Rzucił kamieniem w samochód
W poniedziałkowy wieczór, jadący autostradą A4 od Rzeszowa w kierunku Krakowa cudzoziemiec zauważył grupę chłopców. Nastolatkowie stali na wiadukcie, w miejscowości Brzozówka w woj. małopolskim. Kiedy kierowca dostawczego renaulta zbliżał się do wiaduktu, jeden chłopców rzucił coś z góry. 28-latek nie zdążył zareagować, usłyszał tylko dźwięk uderzenia twardego przedmiotu o przednią szybę samochodu i zobaczył na niej charakterystyczne pęknięcie sporych rozmiarów.

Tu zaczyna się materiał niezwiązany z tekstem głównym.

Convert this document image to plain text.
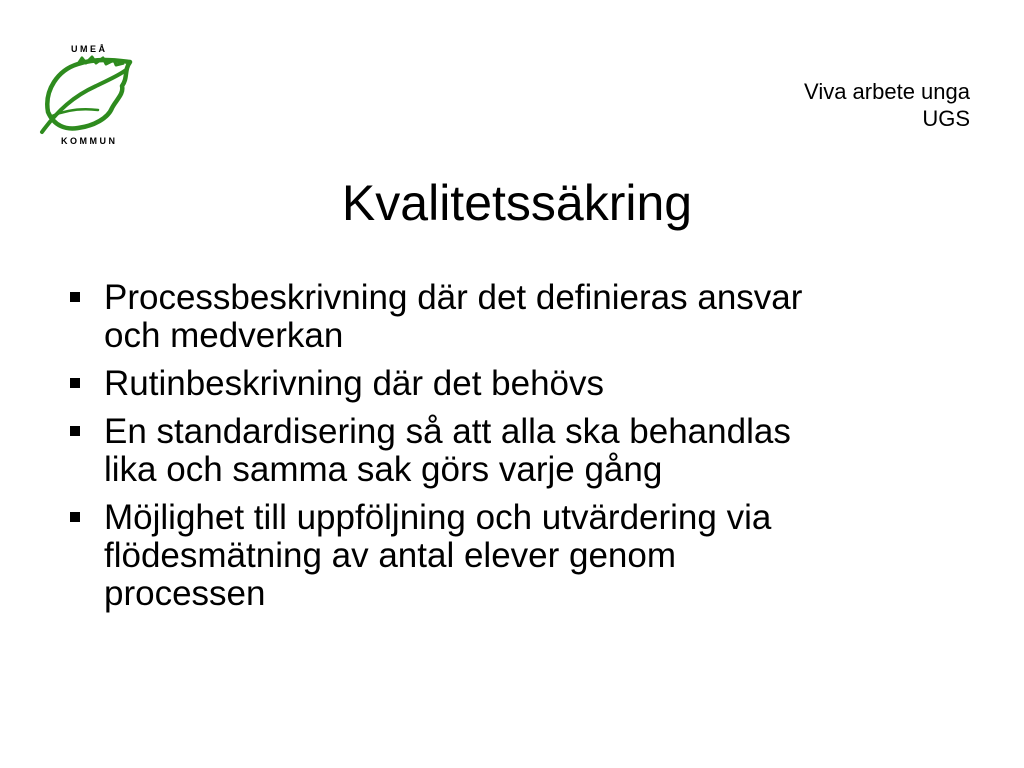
U M E Å
K O M M U N
Viva arbete unga
UGS
Kvalitetssäkring
Processbeskrivning där det definieras ansvar
och medverkan
Rutinbeskrivning där det behövs
En standardisering så att alla ska behandlas
lika och samma sak görs varje gång
Möjlighet till uppföljning och utvärdering via
flödesmätning av antal elever genom
processen
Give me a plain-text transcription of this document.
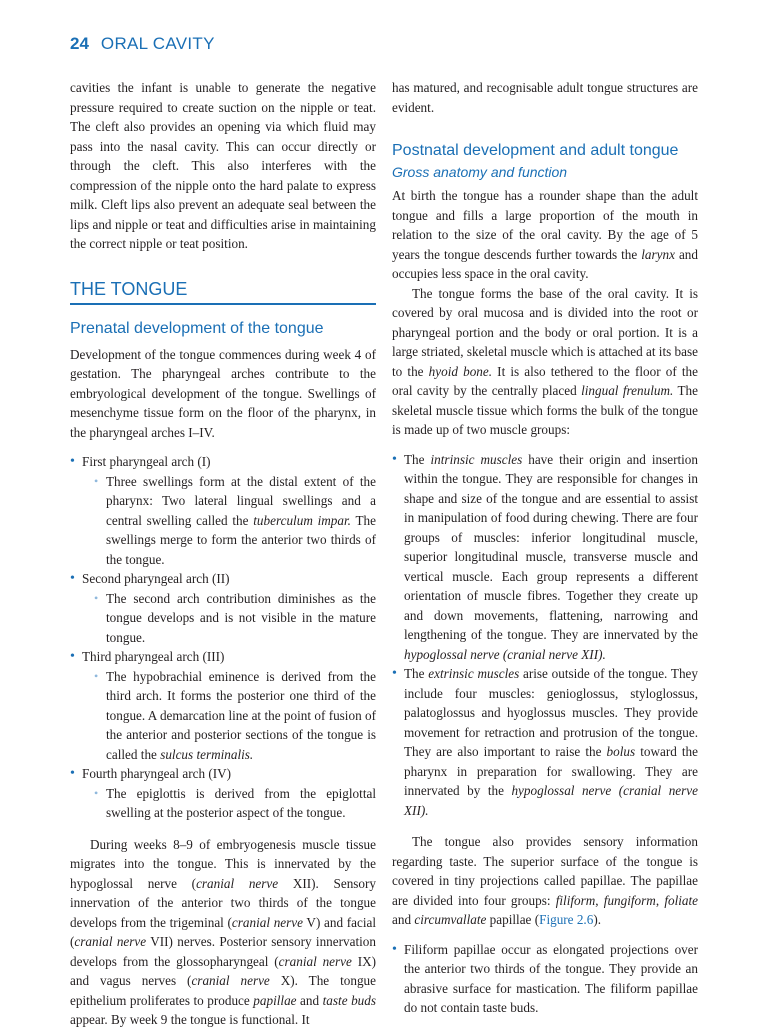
24 ORAL CAVITY

cavities the infant is unable to generate the negative pressure required to create suction on the nipple or teat. The cleft also provides an opening via which fluid may pass into the nasal cavity. This can occur directly or through the cleft. This also interferes with the compression of the nipple onto the hard palate to express milk. Cleft lips also prevent an adequate seal between the lips and nipple or teat and difficulties arise in maintaining the correct nipple or teat position.

THE TONGUE
Prenatal development of the tongue

Development of the tongue commences during week 4 of gestation. The pharyngeal arches contribute to the embryological development of the tongue. Swellings of mesenchyme tissue form on the floor of the pharynx, in the pharyngeal arches I–IV.

• First pharyngeal arch (I)
• Three swellings form at the distal extent of the pharynx: Two lateral lingual swellings and a central swelling called the tuberculum impar. The swellings merge to form the anterior two thirds of the tongue.
• Second pharyngeal arch (II)
• The second arch contribution diminishes as the tongue develops and is not visible in the mature tongue.
• Third pharyngeal arch (III)
• The hypobrachial eminence is derived from the third arch. It forms the posterior one third of the tongue. A demarcation line at the point of fusion of the anterior and posterior sections of the tongue is called the sulcus terminalis.
• Fourth pharyngeal arch (IV)
• The epiglottis is derived from the epiglottal swelling at the posterior aspect of the tongue.

During weeks 8–9 of embryogenesis muscle tissue migrates into the tongue. This is innervated by the hypoglossal nerve (cranial nerve XII). Sensory innervation of the anterior two thirds of the tongue develops from the trigeminal (cranial nerve V) and facial (cranial nerve VII) nerves. Posterior sensory innervation develops from the glossopharyngeal (cranial nerve IX) and vagus nerves (cranial nerve X). The tongue epithelium proliferates to produce papillae and taste buds appear. By week 9 the tongue is functional. It

has matured, and recognisable adult tongue structures are evident.

Postnatal development and adult tongue
Gross anatomy and function

At birth the tongue has a rounder shape than the adult tongue and fills a large proportion of the mouth in relation to the size of the oral cavity. By the age of 5 years the tongue descends further towards the larynx and occupies less space in the oral cavity.

The tongue forms the base of the oral cavity. It is covered by oral mucosa and is divided into the root or pharyngeal portion and the body or oral portion. It is a large striated, skeletal muscle which is attached at its base to the hyoid bone. It is also tethered to the floor of the oral cavity by the centrally placed lingual frenulum. The skeletal muscle tissue which forms the bulk of the tongue is made up of two muscle groups:

• The intrinsic muscles have their origin and insertion within the tongue. They are responsible for changes in shape and size of the tongue and are essential to assist in manipulation of food during chewing. There are four groups of muscles: inferior longitudinal muscle, superior longitudinal muscle, transverse muscle and vertical muscle. Each group represents a different orientation of muscle fibres. Together they create up and down movements, flattening, narrowing and lengthening of the tongue. They are innervated by the hypoglossal nerve (cranial nerve XII).
• The extrinsic muscles arise outside of the tongue. They include four muscles: genioglossus, styloglossus, palatoglossus and hyoglossus muscles. They provide movement for retraction and protrusion of the tongue. They are also important to raise the bolus toward the pharynx in preparation for swallowing. They are innervated by the hypoglossal nerve (cranial nerve XII).

The tongue also provides sensory information regarding taste. The superior surface of the tongue is covered in tiny projections called papillae. The papillae are divided into four groups: filiform, fungiform, foliate and circumvallate papillae (Figure 2.6).

• Filiform papillae occur as elongated projections over the anterior two thirds of the tongue. They provide an abrasive surface for mastication. The filiform papillae do not contain taste buds.
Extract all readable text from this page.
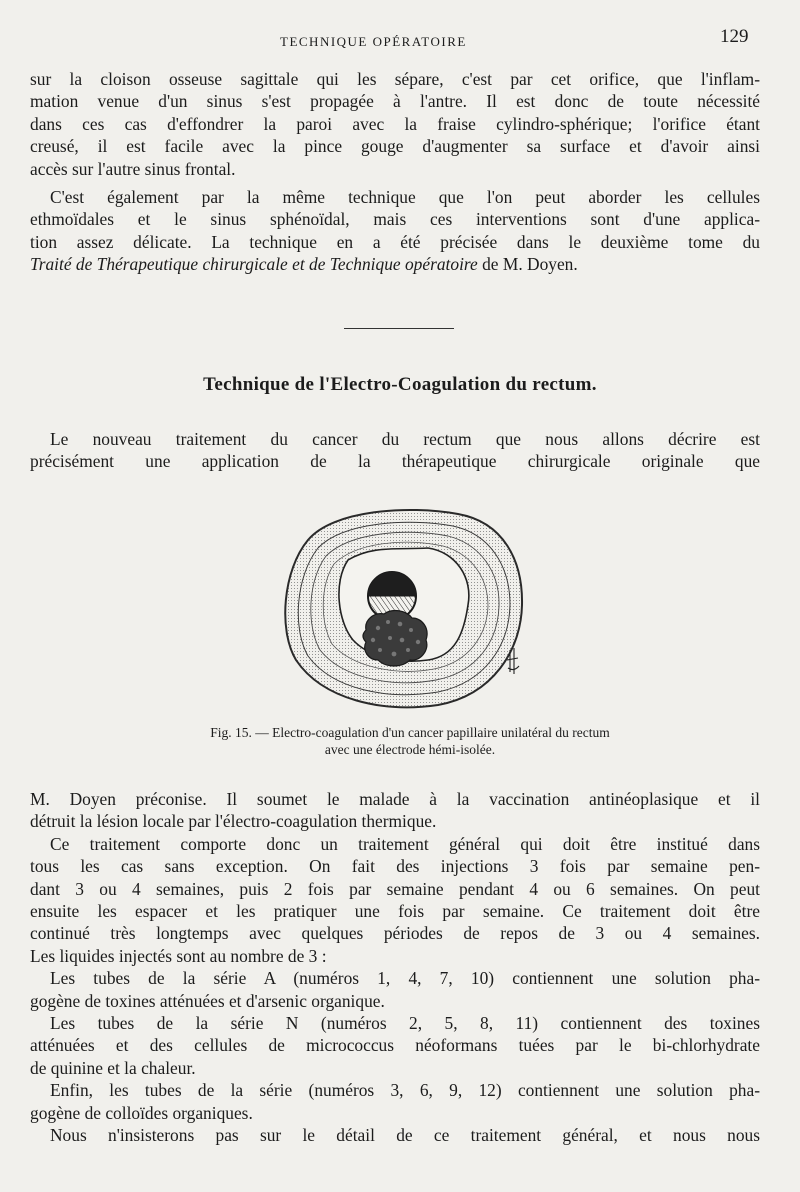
TECHNIQUE OPÉRATOIRE	129

sur la cloison osseuse sagittale qui les sépare, c'est par cet orifice, que l'inflam-
mation venue d'un sinus s'est propagée à l'antre. Il est donc de toute nécessité
dans ces cas d'effondrer la paroi avec la fraise cylindro-sphérique; l'orifice étant
creusé, il est facile avec la pince gouge d'augmenter sa surface et d'avoir ainsi
accès sur l'autre sinus frontal.

C'est également par la même technique que l'on peut aborder les cellules
ethmoïdales et le sinus sphénoïdal, mais ces interventions sont d'une applica-
tion assez délicate. La technique en a été précisée dans le deuxième tome du
Traité de Thérapeutique chirurgicale et de Technique opératoire de M. Doyen.

Technique de l'Electro-Coagulation du rectum.

Le nouveau traitement du cancer du rectum que nous allons décrire est
précisément une application de la thérapeutique chirurgicale originale que

Fig. 15. — Electro-coagulation d'un cancer papillaire unilatéral du rectum
avec une électrode hémi-isolée.

M. Doyen préconise. Il soumet le malade à la vaccination antinéoplasique et il
détruit la lésion locale par l'électro-coagulation thermique.
Ce traitement comporte donc un traitement général qui doit être institué dans
tous les cas sans exception. On fait des injections 3 fois par semaine pen-
dant 3 ou 4 semaines, puis 2 fois par semaine pendant 4 ou 6 semaines. On peut
ensuite les espacer et les pratiquer une fois par semaine. Ce traitement doit être
continué très longtemps avec quelques périodes de repos de 3 ou 4 semaines.
Les liquides injectés sont au nombre de 3 :
Les tubes de la série A (numéros 1, 4, 7, 10) contiennent une solution pha-
gogène de toxines atténuées et d'arsenic organique.
Les tubes de la série N (numéros 2, 5, 8, 11) contiennent des toxines
atténuées et des cellules de micrococcus néoformans tuées par le bi-chlorhydrate
de quinine et la chaleur.
Enfin, les tubes de la série (numéros 3, 6, 9, 12) contiennent une solution pha-
gogène de colloïdes organiques.
Nous n'insisterons pas sur le détail de ce traitement général, et nous nous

Na szczęście mężczyzna nie stracił panowania nad pojazdem.
Kierowca zawrócił, żeby odnaleźć sprawcę
Z uwagi na to, że kierowca auta dostawczego znajdował się w pobliżu zjazdu Tarnów-Centrum, podjął błyskawiczną decyzję, aby zawrócić i odnaleźć grupę chłopców. O tym co stało się dał również znać policji.
Na miejscu pojawiła się patrol
Po zjechaniu z drogi, 28-letni kierowca renaulta napotkał grupę młodzieży, wśród której był 11-latek, który rzucił kamieniem w jego samochód. Chwilę później na miejscu pojawił się patrol tarnowskiej drogówki. Po wykonaniu wszystkich czynności czworo nastolatków, w wieku od jedenastu do piętnastu lat zostało przekazanych rodzicom.
Do poszkodowanego wezwano pogotowie
Z uwagi na uciążliwy ból w klatce piersiowej, na który skarżył się obywatel Ukrainy, na miejsce wezwane zostało pogotowie ratunkowe.
11-latek nie uniknie konsekwencji
Sprawa groźnego incydentu z autostrady trafiła do komisariatu Tarnów-Centrum. Pracujący nad nią policjanci przekażą ją wkrótce sądowi dla nieletnich i to on ostatecznie zdecyduje jakie konsekwencje poniesie 11-latek.
– Tym razem skończyło się jedynie na strachu i szkodach, ale mogło być zupełnie inaczej… Osiem lat temu na A-4 w Biadolinach Radłowskich zginął kierowca tira. Na jego samochód spadał bryła lodu, zrzucona z wiaduktu przez troje nastolatków. Mimo młodego wieku stanęli oni pod zarzutem zabójstwa i zostali skazani na długoletnie kary więzienia – przekazali policjanci.